Deterministic Fuzzy Triage for Legal Compliance Classification and Evidence Retrieval

from arxiv, 8 pages, 5 figures. Published in the Proceedings of the AAAI Bridge between Artificial Intelligence and Law 2026 (Full papers), pages 51-58

Legal teams increasingly use machine learning to triage large volumes of contractual evidence, but many models are opaque, non-deterministic, and difficult to align with frameworks such as HIPAA or NERC-CIP. We study a simple, reproducible alternative based on deterministic dual encoders and transparent fuzzy triage bands. We train a RoBERTa-base dual encoder with a 512-dimensional projection and cosine similarity on the ACORD benchmark for graded clause retrieval, then fine-tune it on a CUAD-derived binary compliance dataset. Across five random seeds (40-44) on a single NVIDIA A100 GPU, the model achieves ACORD-style retrieval performance of NDCG@5 0.38-0.42, NDCG@10 0.45-0.50, and 4-star Precision@5 about 0.37 on the test split. On CUAD-derived binary labels, it achieves AUC 0.98-0.99 and F1 0.22-0.30 depending on positive-class weighting, outperforming majority and random baselines in a highly imbalanced setting with a positive rate of about 0.6%. We then map scalar compliance scores into three regions: auto-noncompliant, auto-compliant, and human-review. Thresholds are tuned on validation data to maximize automatic decision coverage subject to an empirical error-rate constraint of at most 2% over auto-decided examples. The result is a seed-stable system summarized by a small number of scalar parameters. We argue that deterministic encoders, calibrated fuzzy bands, and explicit error constraints provide a practical middle ground between hand-crafted rules and opaque large language models, supporting explainable evidence triage, reproducible audit trails, and concrete mappings to legal review concepts.

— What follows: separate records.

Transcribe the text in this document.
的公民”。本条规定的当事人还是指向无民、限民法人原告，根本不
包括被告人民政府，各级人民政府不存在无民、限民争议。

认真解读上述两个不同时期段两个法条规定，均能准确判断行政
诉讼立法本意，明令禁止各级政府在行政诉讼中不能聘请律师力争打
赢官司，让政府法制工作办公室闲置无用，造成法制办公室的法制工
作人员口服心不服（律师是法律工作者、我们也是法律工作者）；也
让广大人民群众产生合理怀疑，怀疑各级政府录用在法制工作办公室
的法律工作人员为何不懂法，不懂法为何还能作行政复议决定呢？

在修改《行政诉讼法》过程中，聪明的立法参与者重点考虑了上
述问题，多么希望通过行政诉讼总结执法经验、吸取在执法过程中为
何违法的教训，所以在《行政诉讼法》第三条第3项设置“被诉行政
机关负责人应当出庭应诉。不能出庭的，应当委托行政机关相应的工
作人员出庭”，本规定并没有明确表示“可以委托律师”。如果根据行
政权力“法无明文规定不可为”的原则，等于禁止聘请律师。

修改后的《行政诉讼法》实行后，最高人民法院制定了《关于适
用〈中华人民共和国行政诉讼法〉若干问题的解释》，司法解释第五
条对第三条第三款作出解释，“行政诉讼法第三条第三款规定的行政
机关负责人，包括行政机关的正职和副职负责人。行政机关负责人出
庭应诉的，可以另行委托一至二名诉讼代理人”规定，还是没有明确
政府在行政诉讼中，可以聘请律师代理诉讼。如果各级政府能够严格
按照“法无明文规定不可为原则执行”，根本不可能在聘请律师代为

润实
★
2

翻译：法律团队越来越多地使用机器学习对大量合同证据进行分类，但许多模型不透明、非确定性且难以与HIPAA或NERC-CIP等框架对齐。我们研究了一种基于确定性双编码器和透明模糊分类带的简单、可复现替代方案。我们在ACORD分级条款检索基准上，使用512维投影和余弦相似度训练了RoBERTa-base双编码器，随后在CUAD衍生的二元合规数据集上进行微调。在单张NVIDIA A100 GPU上使用五个随机种子（40-44）进行测试，该模型在测试集上实现了ACORD风格检索性能：NDCG@5为0.38-0.42，NDCG@10为0.45-0.50，4-star Precision@5约为0.37。在CUAD衍生的二元标签上，根据正类权重调整，模型AUC达到0.98-0.99，F1分数为0.22-0.30，在正例率约0.6%的高度不平衡场景中优于多数类和随机基线。随后我们将标量合规分数映射至三个区域：自动不合规、自动合规和人工审核。通过在验证数据上调整阈值，在满足自动判定样本经验错误率不超过2%的约束条件下，最大化自动决策覆盖率。最终形成由少量标量参数定义的种子稳定系统。我们认为，确定性编码器、校准模糊带和显式错误约束为手工规则与不透明大语言模型之间提供了实用折中方案，支持可解释的证据分类、可复现的审计追踪以及与法律审查概念的具体映射。